Further pension reforms could see small firms raise prices, cut jobs, or slash profits, the Federation of Small Businesses (FSB) has warned, urging the government to explicitly examine how workplace pension changes impact small employers.
The report, Backing the Future, examined how existing auto-enrolment rules contribute to rising costs and administrative burdens for small employers, warning that further changes in the pensions review’s second phase, which is set to look at pensions adequacy, may intensify these pressures, especially alongside increases in wage bills and National Insurance contributions (NICs).
The report showed that 53 per cent of employers said that decoding pension rules is a "headache", while 24 per cent pay over £500 a year for advice – even before any changes have been introduced.
It also highlighted that 79 per cent of small employers are concerned about the rising cost of employment, with FSB arguing that reforms must reflect this pressure.
In particular, it found that if employer pension contributions were to double to 6 per cent, 92 per cent of small employers would have to make a negative change to their business to cope.
In particular, the report revealed that 52 per cent would raise prices, 38 per cent would recruit fewer workers, 34 per cent would cut profits or absorb costs, and 14 per cent would reduce the number of employees.
The report also raised concerns around calls to have pension contributions applied from the very first pound earned, instead of the current £6,240, warning that this would "negatively affect" 82 per cent of small employers, with 36 per cent raising prices, 32 per cent cutting their profits or limiting their earnings, and 28 per cent recruiting fewer workers.
Meanwhile, 19 per cent said they would reduce pensions to a minimum of three per cent, while 19 per cent said they would cancel or scale down plans for investing in the business.
Given this, the FSB is calling for phase two of the pensions review to explicitly examine how workplace pension changes impact small employers and learn from how auto-enrolment has been rolled out.
The federation stressed that the pensions review must "closely" examine the financial and administrative burden on small businesses, including the cost of advice, running payroll, and figuring out the rules before introducing any new proposals.
The report showed that 53 per cent of small employers said that one of the most challenging aspects of auto-enrolment is understanding the rules and what they need to do.
The FSB also encouraged ministers to commission a full cross-cutting economic assessment before any changing the pension rules.
The federation said this assessment should include the impact of recent rises in National Insurance and the National Living Wage and ensure small firms are not “hit with unaffordable costs or forced into tough choices” such as raising prices or cutting jobs.

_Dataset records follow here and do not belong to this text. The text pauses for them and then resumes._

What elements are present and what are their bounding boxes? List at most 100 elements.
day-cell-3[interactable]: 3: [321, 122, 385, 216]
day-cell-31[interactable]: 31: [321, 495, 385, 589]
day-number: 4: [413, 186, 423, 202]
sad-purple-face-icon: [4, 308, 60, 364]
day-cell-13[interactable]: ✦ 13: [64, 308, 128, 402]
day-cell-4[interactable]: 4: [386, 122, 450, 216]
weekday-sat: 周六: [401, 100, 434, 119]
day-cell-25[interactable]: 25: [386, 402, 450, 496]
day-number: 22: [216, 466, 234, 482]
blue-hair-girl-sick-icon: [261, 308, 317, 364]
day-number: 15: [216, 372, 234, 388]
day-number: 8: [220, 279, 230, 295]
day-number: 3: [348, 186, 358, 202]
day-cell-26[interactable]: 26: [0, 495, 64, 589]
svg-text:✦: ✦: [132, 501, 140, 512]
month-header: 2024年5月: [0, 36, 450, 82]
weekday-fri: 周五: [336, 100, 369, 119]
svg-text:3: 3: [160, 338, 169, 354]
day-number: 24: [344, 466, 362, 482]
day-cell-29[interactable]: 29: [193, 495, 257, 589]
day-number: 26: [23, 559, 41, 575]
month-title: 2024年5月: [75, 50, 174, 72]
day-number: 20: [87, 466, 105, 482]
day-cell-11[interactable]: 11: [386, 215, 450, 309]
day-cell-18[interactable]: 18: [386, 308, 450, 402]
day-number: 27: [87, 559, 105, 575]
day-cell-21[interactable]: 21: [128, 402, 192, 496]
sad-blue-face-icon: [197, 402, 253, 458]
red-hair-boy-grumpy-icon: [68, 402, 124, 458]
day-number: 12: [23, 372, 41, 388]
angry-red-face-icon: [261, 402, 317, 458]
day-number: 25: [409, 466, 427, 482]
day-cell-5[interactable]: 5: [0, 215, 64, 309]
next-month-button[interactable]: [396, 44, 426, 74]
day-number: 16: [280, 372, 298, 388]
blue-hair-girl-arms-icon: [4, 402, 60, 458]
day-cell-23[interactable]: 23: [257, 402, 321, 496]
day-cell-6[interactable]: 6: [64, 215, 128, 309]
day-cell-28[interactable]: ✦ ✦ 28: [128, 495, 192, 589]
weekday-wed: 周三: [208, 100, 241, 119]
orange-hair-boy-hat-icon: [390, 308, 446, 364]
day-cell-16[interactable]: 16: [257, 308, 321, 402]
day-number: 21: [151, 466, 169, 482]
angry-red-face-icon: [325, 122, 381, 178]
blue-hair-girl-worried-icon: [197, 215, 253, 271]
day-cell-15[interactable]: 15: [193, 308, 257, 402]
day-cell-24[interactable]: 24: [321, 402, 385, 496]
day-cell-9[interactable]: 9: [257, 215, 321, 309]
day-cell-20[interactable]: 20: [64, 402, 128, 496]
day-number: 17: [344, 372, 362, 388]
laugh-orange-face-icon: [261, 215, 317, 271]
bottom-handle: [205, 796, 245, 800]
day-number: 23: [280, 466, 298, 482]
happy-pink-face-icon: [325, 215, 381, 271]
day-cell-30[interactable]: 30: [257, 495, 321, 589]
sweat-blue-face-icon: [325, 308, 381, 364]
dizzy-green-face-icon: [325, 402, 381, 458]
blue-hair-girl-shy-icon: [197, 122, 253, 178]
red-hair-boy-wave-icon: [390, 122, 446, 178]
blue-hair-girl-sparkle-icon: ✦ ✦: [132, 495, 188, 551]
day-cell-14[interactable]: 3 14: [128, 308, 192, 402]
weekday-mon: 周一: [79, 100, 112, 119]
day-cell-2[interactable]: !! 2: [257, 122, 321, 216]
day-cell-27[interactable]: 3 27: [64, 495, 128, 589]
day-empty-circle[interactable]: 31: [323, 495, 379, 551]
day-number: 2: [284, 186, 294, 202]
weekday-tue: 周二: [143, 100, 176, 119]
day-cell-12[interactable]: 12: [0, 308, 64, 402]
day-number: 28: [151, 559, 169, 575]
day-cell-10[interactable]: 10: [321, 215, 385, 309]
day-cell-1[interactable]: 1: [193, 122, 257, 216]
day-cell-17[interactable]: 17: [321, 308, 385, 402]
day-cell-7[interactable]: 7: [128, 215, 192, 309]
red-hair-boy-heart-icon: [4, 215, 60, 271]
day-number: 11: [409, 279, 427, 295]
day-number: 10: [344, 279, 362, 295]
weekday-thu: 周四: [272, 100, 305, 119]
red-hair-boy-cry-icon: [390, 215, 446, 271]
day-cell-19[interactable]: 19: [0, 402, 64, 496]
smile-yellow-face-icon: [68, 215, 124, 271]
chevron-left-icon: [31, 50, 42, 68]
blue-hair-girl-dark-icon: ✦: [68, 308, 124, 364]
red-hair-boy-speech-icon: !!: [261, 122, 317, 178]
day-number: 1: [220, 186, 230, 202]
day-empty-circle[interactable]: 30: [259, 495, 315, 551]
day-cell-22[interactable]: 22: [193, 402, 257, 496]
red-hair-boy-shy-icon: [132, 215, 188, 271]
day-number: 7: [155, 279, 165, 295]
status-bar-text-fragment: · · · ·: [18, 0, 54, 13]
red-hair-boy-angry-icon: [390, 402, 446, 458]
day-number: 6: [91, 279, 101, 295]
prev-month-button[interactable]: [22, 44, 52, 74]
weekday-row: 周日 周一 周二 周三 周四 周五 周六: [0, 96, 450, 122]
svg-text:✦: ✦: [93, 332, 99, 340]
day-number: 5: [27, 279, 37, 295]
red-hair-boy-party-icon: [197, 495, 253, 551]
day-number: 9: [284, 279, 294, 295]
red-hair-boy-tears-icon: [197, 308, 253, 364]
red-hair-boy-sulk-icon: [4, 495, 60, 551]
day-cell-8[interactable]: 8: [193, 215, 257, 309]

It pointed out that last November, the Labour government said it would only make changes to auto-enrolment if the impact on businesses were fully considered.

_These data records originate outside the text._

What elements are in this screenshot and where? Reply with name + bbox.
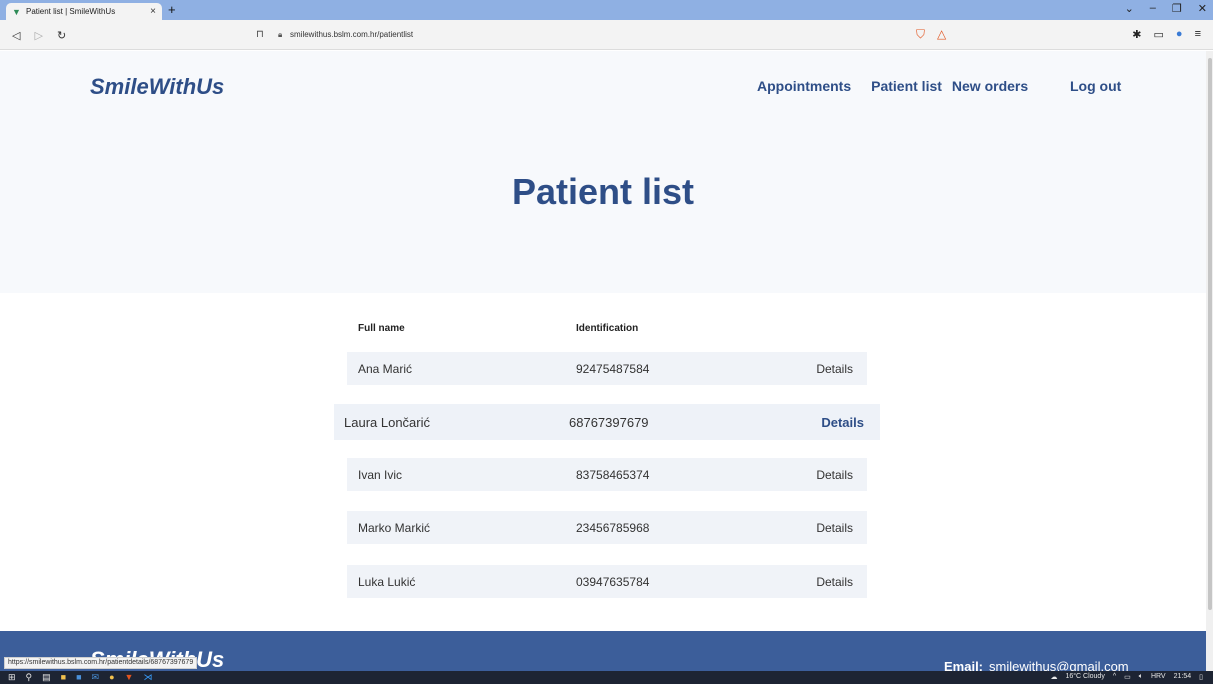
- tray-chevron-icon[interactable]: ^: [1113, 673, 1116, 681]
- details-link[interactable]: Details: [816, 575, 853, 589]
- nav-new-orders[interactable]: New orders: [952, 78, 1028, 94]
- close-window-icon[interactable]: ✕: [1198, 2, 1207, 15]
- link-status-bar: https://smilewithus.bslm.com.hr/patientd…: [4, 657, 198, 669]
- patient-identification: 03947635784: [576, 575, 650, 589]
- table-row: Laura Lončarić 68767397679 Details: [334, 404, 880, 440]
- weather-text[interactable]: 16°C Cloudy: [1065, 673, 1104, 681]
- url-field[interactable]: smilewithus.bslm.com.hr/patientlist: [290, 30, 413, 39]
- brave-shields: ⛉ △: [916, 27, 946, 42]
- close-tab-icon[interactable]: ×: [150, 6, 156, 17]
- patient-name: Luka Lukić: [358, 575, 416, 589]
- extensions-icon[interactable]: ✱: [1132, 28, 1141, 41]
- nav-patient-list[interactable]: Patient list: [871, 78, 942, 94]
- patient-name: Ivan Ivic: [358, 468, 403, 482]
- patient-name: Ana Marić: [358, 362, 413, 376]
- volume-icon[interactable]: 🔈︎: [1139, 673, 1143, 681]
- language-indicator[interactable]: HRV: [1151, 673, 1166, 681]
- brave-rewards-icon[interactable]: △: [937, 27, 946, 42]
- patient-identification: 92475487584: [576, 362, 650, 376]
- back-icon[interactable]: ◁: [12, 29, 20, 42]
- column-header-identification: Identification: [576, 323, 639, 334]
- clock[interactable]: 21:54: [1174, 673, 1192, 681]
- brand-logo[interactable]: SmileWithUs: [90, 74, 224, 100]
- table-row: Ana Marić 92475487584 Details: [347, 352, 867, 385]
- tab-search-icon[interactable]: ⌄: [1125, 2, 1134, 15]
- os-taskbar: ⊞ ⚲ ▤ ■ ■ ✉ ● ▼ ⋊ ☁ 16°C Cloudy ^ ▭ 🔈︎ H…: [0, 671, 1213, 684]
- bookmark-icon[interactable]: ⊓: [256, 29, 264, 40]
- browser-address-bar: ◁ ▷ ↻ ⊓ 🔒︎ smilewithus.bslm.com.hr/patie…: [0, 20, 1213, 50]
- main-nav: Appointments Patient list New orders: [757, 78, 1028, 94]
- brave-taskbar-icon[interactable]: ▼: [125, 672, 134, 683]
- logout-link[interactable]: Log out: [1070, 78, 1121, 94]
- patient-name: Marko Markić: [358, 521, 431, 535]
- system-tray: ☁ 16°C Cloudy ^ ▭ 🔈︎ HRV 21:54 ▯: [1050, 673, 1203, 681]
- new-tab-button[interactable]: +: [168, 2, 176, 17]
- lock-icon: 🔒︎: [278, 30, 283, 39]
- forward-icon[interactable]: ▷: [34, 29, 42, 42]
- tab-title: Patient list | SmileWithUs: [26, 7, 116, 16]
- patient-identification: 68767397679: [569, 415, 649, 430]
- extensions-area: ✱ ▭ ● ≡: [1132, 28, 1201, 41]
- task-view-icon[interactable]: ▤: [42, 672, 51, 683]
- patient-identification: 83758465374: [576, 468, 650, 482]
- table-row: Ivan Ivic 83758465374 Details: [347, 458, 867, 491]
- site-favicon-icon: ▼: [12, 6, 21, 17]
- minimize-icon[interactable]: –: [1150, 2, 1156, 15]
- windows-start-icon[interactable]: ⊞: [8, 672, 16, 683]
- window-controls: ⌄ – ❐ ✕: [1125, 2, 1207, 15]
- mail-icon[interactable]: ✉: [92, 672, 100, 683]
- details-link[interactable]: Details: [816, 468, 853, 482]
- search-icon[interactable]: ⚲: [26, 672, 33, 683]
- weather-icon: ☁: [1050, 674, 1058, 681]
- reload-icon[interactable]: ↻: [57, 29, 66, 42]
- nav-appointments[interactable]: Appointments: [757, 78, 851, 94]
- patient-name: Laura Lončarić: [344, 415, 430, 430]
- app-icon[interactable]: ■: [76, 672, 81, 683]
- table-row: Luka Lukić 03947635784 Details: [347, 565, 867, 598]
- page-scrollbar-thumb[interactable]: [1208, 58, 1212, 610]
- file-explorer-icon[interactable]: ■: [61, 672, 66, 683]
- wallet-icon[interactable]: ▭: [1154, 28, 1164, 41]
- details-link[interactable]: Details: [816, 362, 853, 376]
- patient-identification: 23456785968: [576, 521, 650, 535]
- notification-icon[interactable]: ▯: [1199, 673, 1203, 681]
- page-header: SmileWithUs Appointments Patient list Ne…: [0, 51, 1206, 293]
- vscode-icon[interactable]: ⋊: [143, 672, 152, 683]
- browser-tab-bar: ▼ Patient list | SmileWithUs × + ⌄ – ❐ ✕: [0, 0, 1213, 20]
- profile-icon[interactable]: ●: [1176, 28, 1183, 41]
- column-header-full-name: Full name: [358, 323, 405, 334]
- maximize-icon[interactable]: ❐: [1172, 2, 1182, 15]
- page-title: Patient list: [511, 171, 695, 212]
- details-link[interactable]: Details: [816, 521, 853, 535]
- network-icon[interactable]: ▭: [1124, 673, 1131, 681]
- brave-shield-icon[interactable]: ⛉: [916, 27, 925, 42]
- chrome-icon[interactable]: ●: [109, 672, 114, 683]
- details-link[interactable]: Details: [821, 415, 864, 430]
- menu-icon[interactable]: ≡: [1195, 28, 1201, 41]
- browser-tab[interactable]: ▼ Patient list | SmileWithUs ×: [6, 3, 162, 20]
- taskbar-icons: ⊞ ⚲ ▤ ■ ■ ✉ ● ▼ ⋊: [8, 672, 152, 683]
- browser-nav-buttons: ◁ ▷ ↻: [12, 29, 66, 42]
- table-row: Marko Markić 23456785968 Details: [347, 511, 867, 544]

In addition to the assessment, the federation called for no changes to be made to the earnings threshold, no increase to employer contributions and no lowering of the age limit before the economic assessment is complete.
It also recommended that the government convene regulators, including The Pensions Regulator and the Financial Conduct Authority, and industry stakeholders, to simplify pension rules.
It suggested that this would provide clearer guidance for small employers and reduce complexity and unnecessary admin, calling it a “pro-growth, pro-employment move”.
When considering pension adequacy, the FSB suggested that the government should look beyond just increasing contributions and consider scheme performance, investment returns and the real-world impact on small employers and employees.
It said that "poor" fund performance leading to lower pensions later in life should not be "masked by simplistic debates on contribution levels”.
FSB policy chair, Tina McKenzie, said: “Small business owners want to do the right thing. Entrepreneurs have taken on auto-enrolment, absorbed the costs, navigated the jargon, and kept paying into their staff’s pensions even when their own margins have fallen.
However, McKenzie said that “goodwill has limits” and that the more “complex and expensive” the system becomes, the more it risks “pushing employers from willing participants into reluctant bystanders”.
Given this, she argued that if the government wants pensions policy to succeed, it must prioritise clarity over complexity and provide the right support.
“This is not about resistance to pension reform, it’s about the cumulative burden of regulation and the rising cost of employment,” McKenzie emphasised.
“Small firms are already feeling the pinch – NICs and wage increases are really taking their toll – and any new reforms could push many to breaking point.”
McKenzie warned that “this is no time to add new burdens” urging ministers to “pause, take stock, and think carefully before stacking more costs on firms already under strain”.
“As phase two of the pensions review gets underway, the government must ensure the real pressures facing small businesses are front and centre – no further changes should go ahead without proper protections in place,” she stated.